2x14 - O Natal na Favela Esperança
de Emaday Luz
Na Favela Esperança vivia
Marialva. Era uma menina singela e órfã de pai, igual a tantas outras que
perambulam pelas ruelas sem asfalto das favelas e bairros paupérrimos das
cidades, as quais vivem sonhando com um mundo feliz e cheio de luz.
Ali também ocorria o
Natal.

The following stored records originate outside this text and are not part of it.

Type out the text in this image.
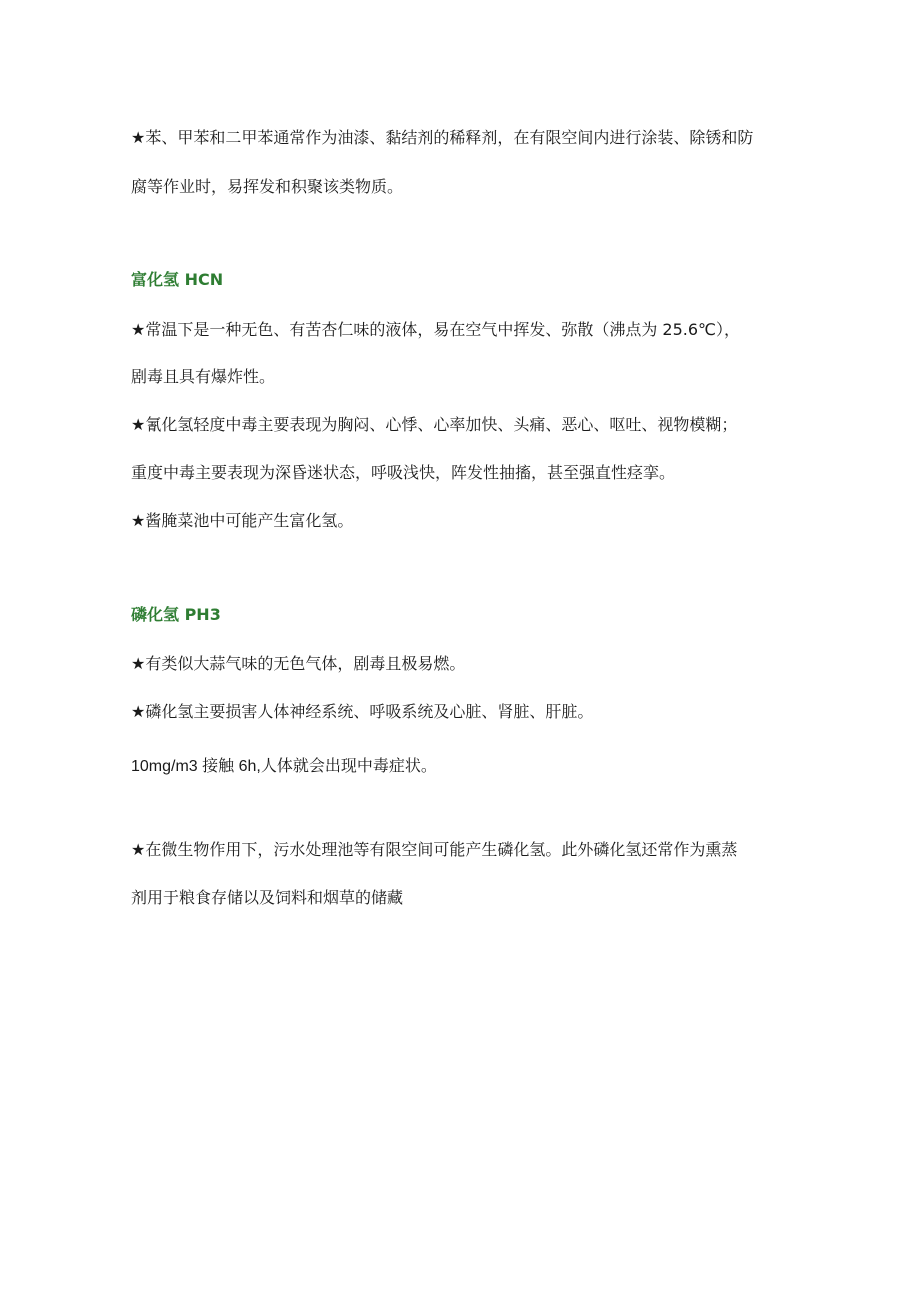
★苯、甲苯和二甲苯通常作为油漆、黏结剂的稀释剂，在有限空间内进行涂装、除锈和防
腐等作业时，易挥发和积聚该类物质。
富化氢 HCN
★常温下是一种无色、有苦杏仁味的液体，易在空气中挥发、弥散（沸点为 25.6℃），
剧毒且具有爆炸性。
★氰化氢轻度中毒主要表现为胸闷、心悸、心率加快、头痛、恶心、呕吐、视物模糊；
重度中毒主要表现为深昏迷状态，呼吸浅快，阵发性抽搐，甚至强直性痉挛。
★酱腌菜池中可能产生富化氢。
磷化氢 PH3
★有类似大蒜气味的无色气体，剧毒且极易燃。
★磷化氢主要损害人体神经系统、呼吸系统及心脏、肾脏、肝脏。
10mg/m3 接触 6h,人体就会出现中毒症状。
★在微生物作用下，污水处理池等有限空间可能产生磷化氢。此外磷化氢还常作为熏蒸
剂用于粮食存储以及饲料和烟草的储藏
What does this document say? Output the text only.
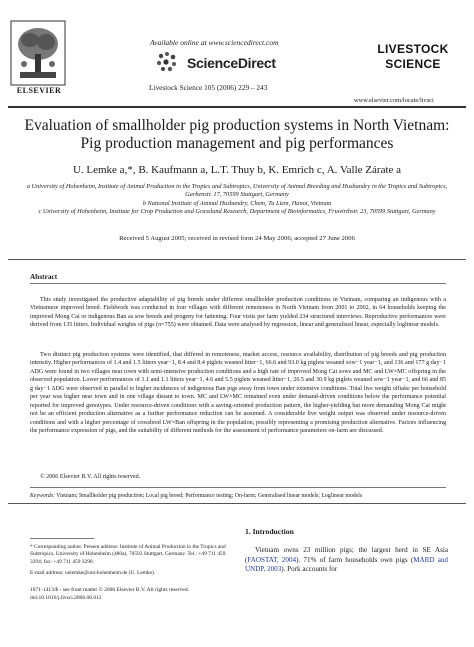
ELSEVIER
Available online at www.sciencedirect.com
ScienceDirect
Livestock Science 105 (2006) 229 – 243
LIVESTOCK
SCIENCE
www.elsevier.com/locate/livsci
Evaluation of smallholder pig production systems in North Vietnam: Pig production management and pig performances
U. Lemke a,*, B. Kaufmann a, L.T. Thuy b, K. Emrich c, A. Valle Zárate a
a University of Hohenheim, Institute of Animal Production in the Tropics and Subtropics, University of Animal Breeding and Husbandry in the Tropics and Subtropics, Garbenstr. 17, 70599 Stuttgart, Germany
b National Institute of Animal Husbandry, Chem, Tu Liem, Hanoi, Vietnam
c University of Hohenheim, Institute for Crop Production and Grassland Research, Department of Bioinformatics, Fruwirthstr. 23, 70599 Stuttgart, Germany
Received 5 August 2005; received in revised form 24 May 2006; accepted 27 June 2006
Abstract
This study investigated the productive adaptability of pig breeds under different smallholder production conditions in Vietnam, comparing an indigenous with a Vietnamese improved breed. Fieldwork was conducted in four villages with different remoteness in North Vietnam from 2001 to 2002, in 64 households keeping the improved Mong Cai or indigenous Ban as sow breeds and progeny for fattening. Four visits per farm yielded 234 structured interviews. Reproductive performances were derived from 135 litters. Individual weights of pigs (n=755) were obtained. Data were analysed by regression, linear and generalised linear, especially loglinear models.
Two distinct pig production systems were identified, that differed in remoteness, market access, resource availability, distribution of pig breeds and pig production intensity. Higher performances of 1.4 and 1.5 litters year−1, 8.4 and 8.4 piglets weaned litter−1, 66.6 and 93.0 kg piglets weaned sow−1 year−1, and 136 and 177 g day−1 ADG were found in two villages near town with semi-intensive production conditions and a high rate of improved Mong Cai sows and MC and LW×MC offspring in the observed population. Lower performances of 1.1 and 1.1 litters year−1, 4.6 and 5.5 piglets weaned litter−1, 20.5 and 30.9 kg piglets weaned sow−1 year−1, and 66 and 85 g day−1 ADG were observed in parallel to higher incidences of indigenous Ban pigs away from town under extensive conditions. Total live weight offtake per household per year was higher near town and in one village distant to town. MC and LW×MC remained even under demand-driven conditions below the performance potential reported for improved genotypes. Under resource-driven conditions with a saving-oriented production pattern, the higher-yielding but more demanding Mong Cai might not be an efficient production alternative as a further performance reduction can be assumed. A considerable live weight output was observed under resource-driven conditions and with a higher percentage of crossbred LW×Ban offspring in the population, possibly representing a promising production alternative. Factors influencing the performance expression of pigs, and the suitability of different methods for the assessment of performance parameters on-farm are discussed.
© 2006 Elsevier B.V. All rights reserved.
Keywords: Vietnam; Smallholder pig production; Local pig breed; Performance testing; On-farm; Generalised linear models; Loglinear models
* Corresponding author. Present address: Institute of Animal Production in the Tropics and Subtropics, University of Hohenheim (480a), 70593 Stuttgart, Germany. Tel.: +49 711 459 3294; fax: +49 711 459 3290.
E-mail address: uelemke@uni-hohenheim.de (U. Lemke).
1. Introduction
Vietnam owns 23 million pigs; the largest herd in SE Asia (FAOSTAT, 2004). 71% of farm households own pigs (MARD and UNDP, 2003). Pork accounts for
1871-1413/$ - see front matter © 2006 Elsevier B.V. All rights reserved.
doi:10.1016/j.livsci.2006.06.012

Entretanto, essa festa maravilhosa era pouco compartilhada com os incontáveis
sonhos das crianças que lá habitavam.
Quase sempre os sonhos
dourados de Natal representam a ventura real que toda criança almeja alcançar.
Para elas, eles não morrem, mas às vezes caem ao chão como pedacinhos de
estrelas que pouco a pouco vão brilhando, e logo os seus corações tristonhos
passam a sorrir em silêncio para se tornarem mais iluminados.
Marialva, a humilde
menina, mesmo acordada estava habituada a sonhar com o Natal. Com apenas sete
anos de idade, a sua triste infância era vivenciada num tosco casebre de
madeira à beira de um córrego imundo, sem água encanada ou esgoto, tendo apenas
um bico de luz emprestado de um generoso vizinho. A sua amarga rotina era
partilhada com dois irmãos maiores que também permaneciam com ela durante o dia.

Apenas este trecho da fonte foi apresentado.